# NLP Introduction

![nlp](https://wrm5sysfkg-flywheel.netdna-ssl.com/wp-content/uploads/2019/01/NLP-Technology-in-Healthcare.jpg)

# 1.0.0 - Setup and course info

This is the notes and exercises from the following udemy course: https://www.udemy.com/course/nlp-natural-language-processing-with-python

# 2.0.0 - Text formatting basics

## 2.0.1 - Formatted strings with f-strings and format method.
Before python 3.6 it was common to use the `.format` method of formatting strings. This repository is based on python 3.7 and above and this means we can take advantage of what are commonly referred to in the python world as `f-strings` or, formatted string literals.

In [29]:
# an example of the .format method
v1 = 'One'
v2 = 'Two'
v3 = 'Three'
print("{}, {}, {}".format(v1,v2,v3))

One, Two, Three


In [30]:
# an f-string example 
v1 = 'One'
v2 = 'Two'
v3 = 'Three'
print(f"{v1}, {v2}, {v3}")

One, Two, Three


These newer string formatting options allow for us to perform operations on the subjects too. 

In [6]:
# create a example dictionary
d = { "id": 12345, "ref": 3335577, "name": "Ed" }

In [7]:
print(f"Employee: {d['name']} has id: {d['id']} and reference: {d['ref']}")
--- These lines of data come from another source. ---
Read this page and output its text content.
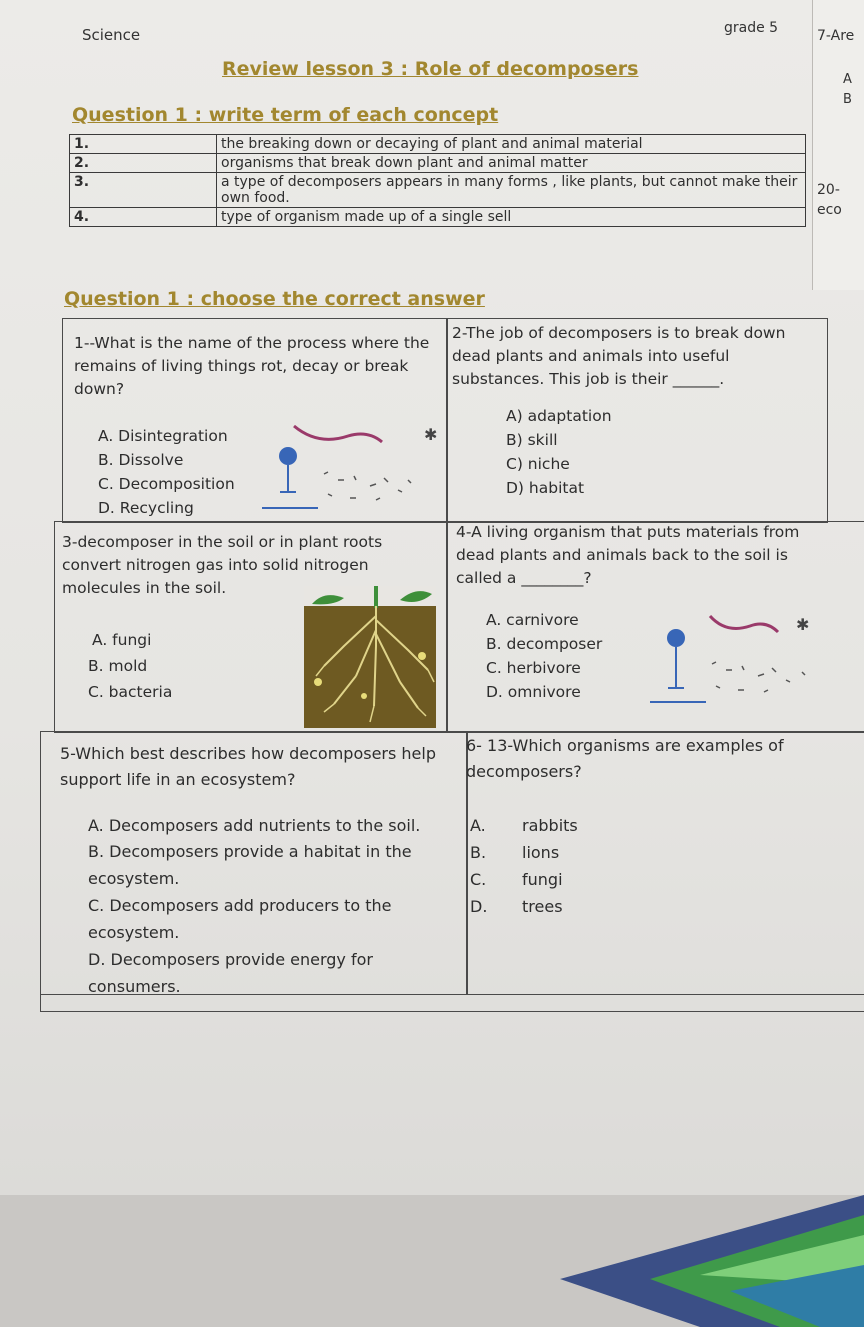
7-Are
A
B
20-
eco
Science	grade 5
Review lesson 3 : Role of decomposers
Question 1 : write term of each concept
1.	the breaking down or decaying of plant and animal material
2.	organisms that break down plant and animal matter
3.	a type of decomposers appears in many forms , like plants, but cannot make their own food.
4.	type of organism made up of a single sell
Question 1 : choose the correct answer
1--What is the name of the process where the remains of living things rot, decay or break down?
A. Disintegration
B. Dissolve
C. Decomposition
D. Recycling
✱
2-The job of decomposers is to break down dead plants and animals into useful substances. This job is their ______.
A) adaptation
B) skill
C) niche
D) habitat
3-decomposer in the soil or in plant roots convert nitrogen gas into solid nitrogen molecules in the soil.
A. fungi
B. mold
C. bacteria
4-A living organism that puts materials from dead plants and animals back to the soil is called a ________?
A. carnivore
B. decomposer
C. herbivore
D. omnivore
✱
5-Which best describes how decomposers help support life in an ecosystem?
A. Decomposers add nutrients to the soil.
B. Decomposers provide a habitat in the ecosystem.
C. Decomposers add producers to the ecosystem.
D. Decomposers provide energy for consumers.
6- 13-Which organisms are examples of decomposers?
A.	rabbits
B.	lions
C.	fungi
D.	trees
Employee: Ed has id: 12345 and reference: 3335577


## 2.0.2 Formatting structures with f-strings
Let's have a look at formating some structured data in a way that's a little bit more accessible. 

In [8]:
data = [('Author', 'Topic', 'Pages'), 
        ('A. Thakur', 'Approaching ML', 300), 
        ('J. Howard', 'fastai/Pytorch', 550 ), 
        ('D. Spiegelhalter', 'Art of Stats', 330)]

In [9]:
# show a poor formatted, or unformatted output of the table
for author, topic, pages in data:
    print(f"{author} {topic} {pages}")

Author Topic Pages
A. Thakur Approaching ML 300
J. Howard fastai/Pytorch 550
D. Spiegelhalter Art of Stats 330


In [10]:
# show a position formatted example
for author, topic, pages in data:
    print(f"{author:{16}} {topic:{30}} {pages:>{6}}")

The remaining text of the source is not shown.